Опять те же опаздывания на свидания, отговорки делами, ссылки на головную боль, маленькие сцены ревности, выражения негодования и томительное, тоскливое ожидание обычной финальной «сцены отвращения и презрения»… Какая старая, надоевшая комедия, и как скучно играть её в сотый, сто первый, сто второй, сто третий раз!

Быть может, и у вас в те же минуты проносились те же самые мысли.

Но если вы мне верили, тем хуже для вас.

Любили ли меня?

Немножко увлекались, — да.

Я говорил им то же, что говорят и все, о первой истинной любви, о первом проснувшемся чувстве, но говорил это несколько красивее, чем другие.

«Расписаны были кулисы пёстро,Я так декламировал страстно;И мантии блеск, и на шляпе перо,И чувство, — всё было прекрасно»…

У них немножко кружилась голова, и наши романы начинались с конца.

Это были крошечные романы с маленькими увлечениями.
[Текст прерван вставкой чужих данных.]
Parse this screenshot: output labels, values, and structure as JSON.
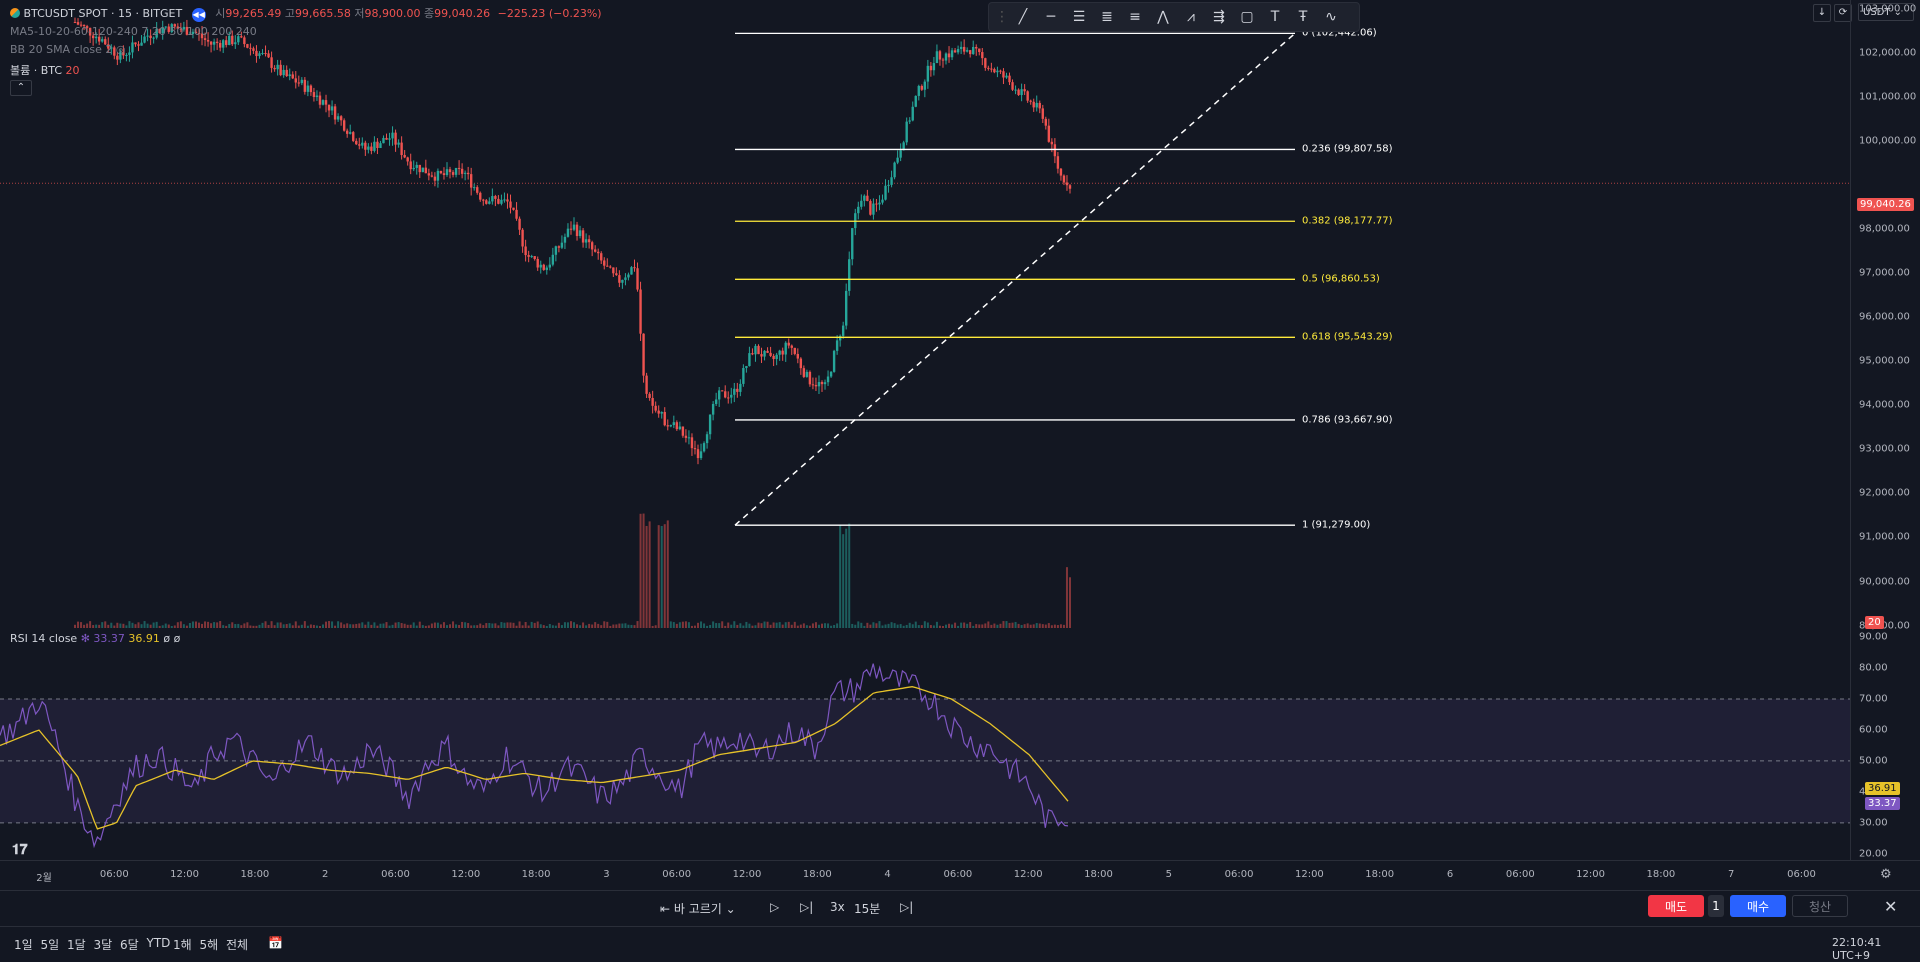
{
  "symbol": {
    "title": "BTCUSDT SPOT · 15 · BITGET",
    "o_label": "시",
    "o": "99,265.49",
    "h_label": "고",
    "h": "99,665.58",
    "l_label": "저",
    "l": "98,900.00",
    "c_label": "종",
    "c": "99,040.26",
    "change": "−225.23 (−0.23%)"
  },
  "indicators": {
    "ma": "MA5-10-20-60-120-240 7 20 50 100 200 240",
    "bb": "BB 20 SMA close 2",
    "volume_label": "볼륨 · BTC",
    "volume_value": "20"
  },
  "rsi_legend": {
    "label": "RSI 14 close",
    "rsi": "33.37",
    "ma": "36.91",
    "extra": "ø ø"
  },
  "top_right": {
    "currency": "USDT"
  },
  "price_axis": {
    "ticks": [
      {
        "v": 103000,
        "t": "103,000.00"
      },
      {
        "v": 102000,
        "t": "102,000.00"
      },
      {
        "v": 101000,
        "t": "101,000.00"
      },
      {
        "v": 100000,
        "t": "100,000.00"
      },
      {
        "v": 98000,
        "t": "98,000.00"
      },
      {
        "v": 97000,
        "t": "97,000.00"
      },
      {
        "v": 96000,
        "t": "96,000.00"
      },
      {
        "v": 95000,
        "t": "95,000.00"
      },
      {
        "v": 94000,
        "t": "94,000.00"
      },
      {
        "v": 93000,
        "t": "93,000.00"
      },
      {
        "v": 92000,
        "t": "92,000.00"
      },
      {
        "v": 91000,
        "t": "91,000.00"
      },
      {
        "v": 90000,
        "t": "90,000.00"
      },
      {
        "v": 89000,
        "t": "89,000.00"
      }
    ],
    "last_price": "99,040.26",
    "volume_badge": "20"
  },
  "rsi_axis": {
    "ticks": [
      {
        "v": 90,
        "t": "90.00"
      },
      {
        "v": 80,
        "t": "80.00"
      },
      {
        "v": 70,
        "t": "70.00"
      },
      {
        "v": 60,
        "t": "60.00"
      },
      {
        "v": 50,
        "t": "50.00"
      },
      {
        "v": 40,
        "t": "40.00"
      },
      {
        "v": 30,
        "t": "30.00"
      },
      {
        "v": 20,
        "t": "20.00"
      }
    ],
    "rsi_badge": "33.37",
    "ma_badge": "36.91"
  },
  "fib_levels": [
    {
      "ratio": "0",
      "price": 102442.06,
      "label": "0 (102,442.06)",
      "color": "#ffffff"
    },
    {
      "ratio": "0.236",
      "price": 99807.58,
      "label": "0.236 (99,807.58)",
      "color": "#ffffff"
    },
    {
      "ratio": "0.382",
      "price": 98177.77,
      "label": "0.382 (98,177.77)",
      "color": "#ffeb3b"
    },
    {
      "ratio": "0.5",
      "price": 96860.53,
      "label": "0.5 (96,860.53)",
      "color": "#ffeb3b"
    },
    {
      "ratio": "0.618",
      "price": 95543.29,
      "label": "0.618 (95,543.29)",
      "color": "#ffeb3b"
    },
    {
      "ratio": "0.786",
      "price": 93667.9,
      "label": "0.786 (93,667.90)",
      "color": "#ffffff"
    },
    {
      "ratio": "1",
      "price": 91279.0,
      "label": "1 (91,279.00)",
      "color": "#ffffff"
    }
  ],
  "time_axis": {
    "ticks": [
      "2월",
      "06:00",
      "12:00",
      "18:00",
      "2",
      "06:00",
      "12:00",
      "18:00",
      "3",
      "06:00",
      "12:00",
      "18:00",
      "4",
      "06:00",
      "12:00",
      "18:00",
      "5",
      "06:00",
      "12:00",
      "18:00",
      "6",
      "06:00",
      "12:00",
      "18:00",
      "7",
      "06:00"
    ]
  },
  "replay": {
    "select_bar": "바 고르기",
    "speed": "3x",
    "interval": "15분"
  },
  "periods": [
    "1일",
    "5일",
    "1달",
    "3달",
    "6달",
    "YTD",
    "1해",
    "5해",
    "전체"
  ],
  "trade": {
    "sell": "매도",
    "qty": "1",
    "buy": "매수",
    "close": "청산"
  },
  "clock": "22:10:41 UTC+9",
  "colors": {
    "up": "#26a69a",
    "down": "#ef5350",
    "rsi": "#7e57c2",
    "rsi_ma": "#e6c229",
    "bg": "#131722"
  },
  "chart_data": {
    "type": "candlestick",
    "price_range": [
      88900,
      103200
    ],
    "rsi_range": [
      18,
      91
    ],
    "description_points": {
      "price_path": [
        [
          0,
          102700
        ],
        [
          3,
          102300
        ],
        [
          5,
          101900
        ],
        [
          8,
          102400
        ],
        [
          10,
          102600
        ],
        [
          13,
          102500
        ],
        [
          15,
          102200
        ],
        [
          18,
          102300
        ],
        [
          21,
          101900
        ],
        [
          23,
          101500
        ],
        [
          25,
          101300
        ],
        [
          28,
          100800
        ],
        [
          30,
          100300
        ],
        [
          32,
          99800
        ],
        [
          35,
          100100
        ],
        [
          37,
          99500
        ],
        [
          40,
          99200
        ],
        [
          43,
          99300
        ],
        [
          45,
          98700
        ],
        [
          48,
          98600
        ],
        [
          50,
          97400
        ],
        [
          52,
          97100
        ],
        [
          55,
          98100
        ],
        [
          58,
          97300
        ],
        [
          60,
          96800
        ],
        [
          62,
          97200
        ],
        [
          63,
          94200
        ],
        [
          65,
          93700
        ],
        [
          67,
          93400
        ],
        [
          69,
          92900
        ],
        [
          71,
          94200
        ],
        [
          73,
          94300
        ],
        [
          75,
          95300
        ],
        [
          77,
          95000
        ],
        [
          79,
          95400
        ],
        [
          81,
          94600
        ],
        [
          83,
          94400
        ],
        [
          85,
          96000
        ],
        [
          86,
          98100
        ],
        [
          87,
          98800
        ],
        [
          88,
          98400
        ],
        [
          89,
          98600
        ],
        [
          91,
          99700
        ],
        [
          93,
          101000
        ],
        [
          95,
          101900
        ],
        [
          97,
          102000
        ],
        [
          99,
          102100
        ],
        [
          101,
          101700
        ],
        [
          103,
          101400
        ],
        [
          105,
          101000
        ],
        [
          107,
          100600
        ],
        [
          108,
          99800
        ],
        [
          109,
          99200
        ],
        [
          110,
          99040
        ]
      ],
      "volume_spikes": [
        [
          63,
          20
        ],
        [
          65,
          18
        ],
        [
          85,
          18
        ],
        [
          110,
          10
        ]
      ],
      "rsi_path": [
        [
          0,
          58
        ],
        [
          2,
          62
        ],
        [
          4,
          70
        ],
        [
          6,
          55
        ],
        [
          8,
          35
        ],
        [
          10,
          24
        ],
        [
          12,
          38
        ],
        [
          14,
          48
        ],
        [
          16,
          52
        ],
        [
          18,
          47
        ],
        [
          20,
          40
        ],
        [
          22,
          52
        ],
        [
          24,
          57
        ],
        [
          26,
          50
        ],
        [
          28,
          42
        ],
        [
          30,
          52
        ],
        [
          32,
          56
        ],
        [
          34,
          48
        ],
        [
          36,
          45
        ],
        [
          38,
          54
        ],
        [
          40,
          48
        ],
        [
          42,
          38
        ],
        [
          44,
          49
        ],
        [
          46,
          55
        ],
        [
          48,
          44
        ],
        [
          50,
          40
        ],
        [
          52,
          52
        ],
        [
          54,
          46
        ],
        [
          56,
          39
        ],
        [
          58,
          48
        ],
        [
          60,
          45
        ],
        [
          62,
          38
        ],
        [
          64,
          42
        ],
        [
          66,
          52
        ],
        [
          68,
          46
        ],
        [
          70,
          40
        ],
        [
          72,
          55
        ],
        [
          74,
          54
        ],
        [
          76,
          58
        ],
        [
          78,
          52
        ],
        [
          80,
          56
        ],
        [
          82,
          60
        ],
        [
          84,
          54
        ],
        [
          86,
          72
        ],
        [
          88,
          73
        ],
        [
          90,
          80
        ],
        [
          92,
          76
        ],
        [
          94,
          74
        ],
        [
          96,
          70
        ],
        [
          98,
          62
        ],
        [
          100,
          56
        ],
        [
          102,
          54
        ],
        [
          104,
          48
        ],
        [
          106,
          42
        ],
        [
          108,
          30
        ],
        [
          110,
          33
        ]
      ],
      "rsi_ma_path": [
        [
          0,
          55
        ],
        [
          4,
          60
        ],
        [
          8,
          45
        ],
        [
          10,
          28
        ],
        [
          12,
          30
        ],
        [
          14,
          42
        ],
        [
          18,
          47
        ],
        [
          22,
          44
        ],
        [
          26,
          50
        ],
        [
          30,
          49
        ],
        [
          34,
          47
        ],
        [
          38,
          46
        ],
        [
          42,
          44
        ],
        [
          46,
          48
        ],
        [
          50,
          44
        ],
        [
          54,
          46
        ],
        [
          58,
          44
        ],
        [
          62,
          43
        ],
        [
          66,
          45
        ],
        [
          70,
          47
        ],
        [
          74,
          52
        ],
        [
          78,
          54
        ],
        [
          82,
          56
        ],
        [
          86,
          62
        ],
        [
          90,
          72
        ],
        [
          94,
          74
        ],
        [
          98,
          70
        ],
        [
          102,
          62
        ],
        [
          106,
          52
        ],
        [
          110,
          37
        ]
      ]
    }
  }
}
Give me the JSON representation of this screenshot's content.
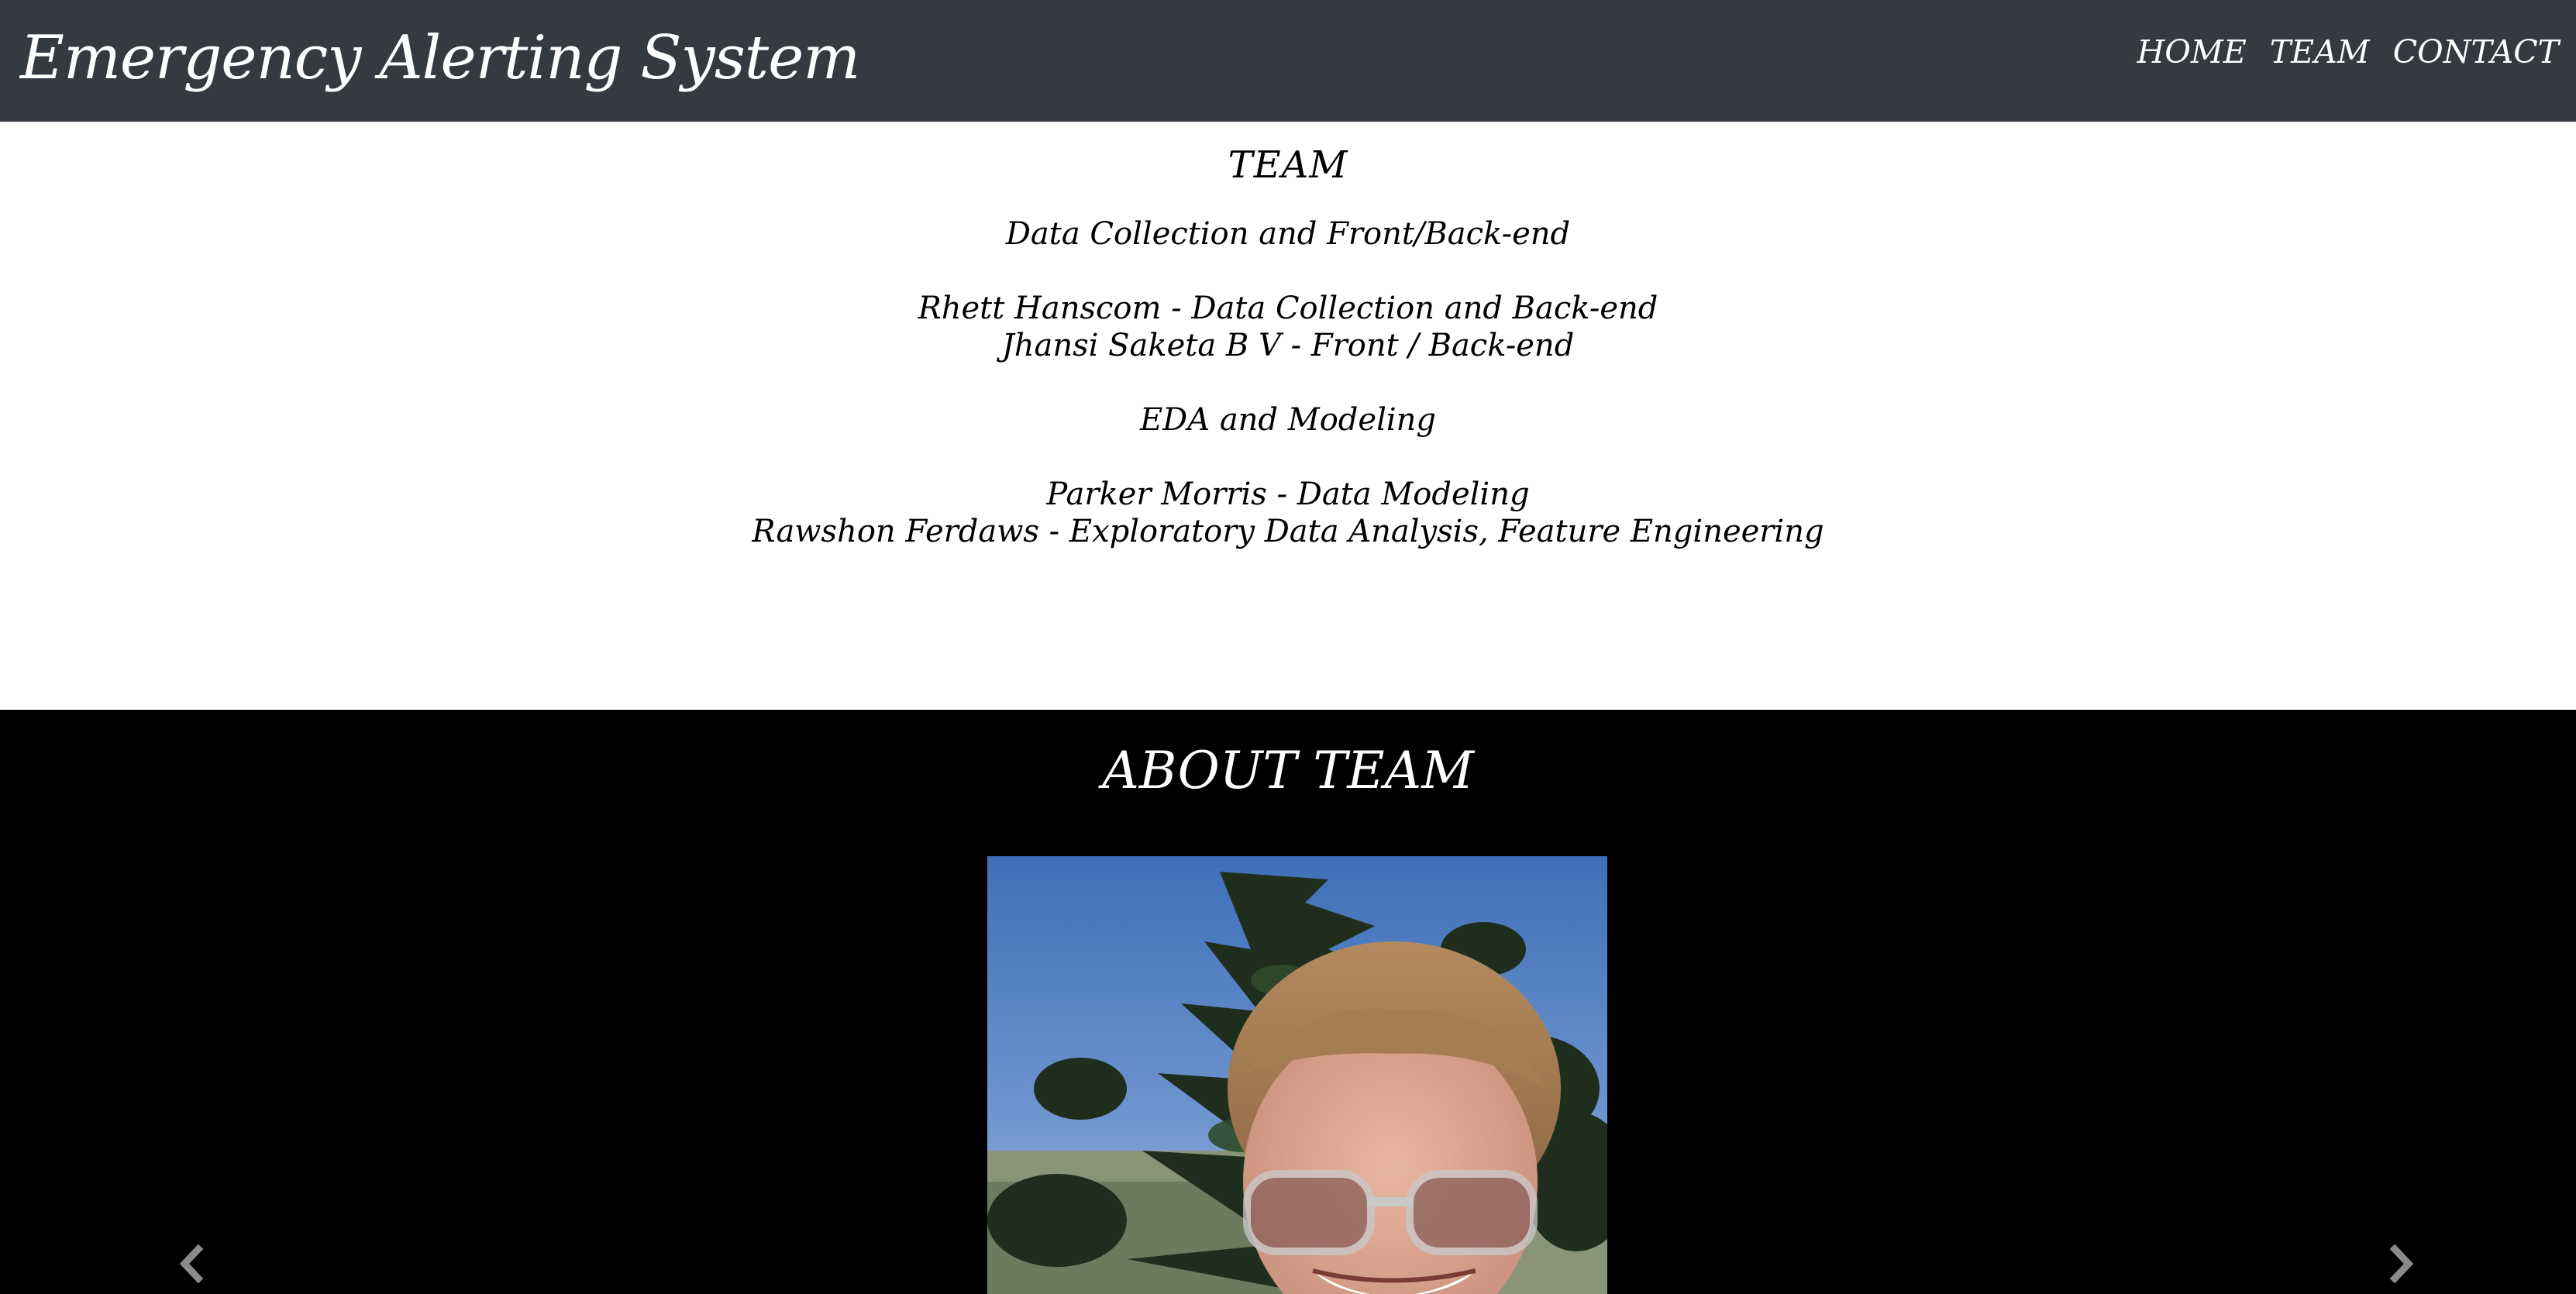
{
  "header": {
    "brand": "Emergency Alerting System",
    "nav": [
      "HOME",
      "TEAM",
      "CONTACT"
    ]
  },
  "team": {
    "title": "TEAM",
    "group1_heading": "Data Collection and Front/Back-end",
    "group1_members": [
      "Rhett Hanscom - Data Collection and Back-end",
      "Jhansi Saketa B V - Front / Back-end"
    ],
    "group2_heading": "EDA and Modeling",
    "group2_members": [
      "Parker Morris - Data Modeling",
      "Rawshon Ferdaws - Exploratory Data Analysis, Feature Engineering"
    ]
  },
  "about": {
    "title": "ABOUT TEAM",
    "prev_icon": "chevron-left-icon",
    "next_icon": "chevron-right-icon"
  },
  "colors": {
    "navbar": "#343a40",
    "about_bg": "#000000",
    "text_light": "#ffffff",
    "text_dark": "#000000",
    "arrow": "#8a8a8a"
  }
}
Я пересчитал много этих Поль-де-Коковских романов, и ни разу не встретил между ними ни одного, где бы говорила, жила, действовала любовь.

Ни разу… А ведь в глубине этого чёрствого, захолодевшего сердца, подавленная, заглушённая, но не заглохшая, жила такая жажда любви, — истинной, настоящей любви…

О, если б хоть раз во взгляде одной женщины я прочёл хоть искорку этого чувства!.. Клянусь, что я раздул бы эту искорку в огромный пожар и сам бы сгорел в этом пламени. Я отдал бы ей себя, свою жизнь…

И неужели ни разу?

Ни разу за всю жизнь?

А вдруг это и была любовь?

Вдруг я, всю жизнь, как благо, как счастья, искавший любви, не узнал её в толпе увлечений, не узнал тогда, когда она сама пришла ко мне, на порог моего дома… А я, не узнав, закрыл перед нею дверь, перед нею, дорогой и желанной, которую я так долго, так тщетно ждал…

Вчера я случайно встретил её в парке.

И если б она не улыбнулась, конечно бы, я не узнал её.

Кто мог думать, что в два года может произойти такая перемена?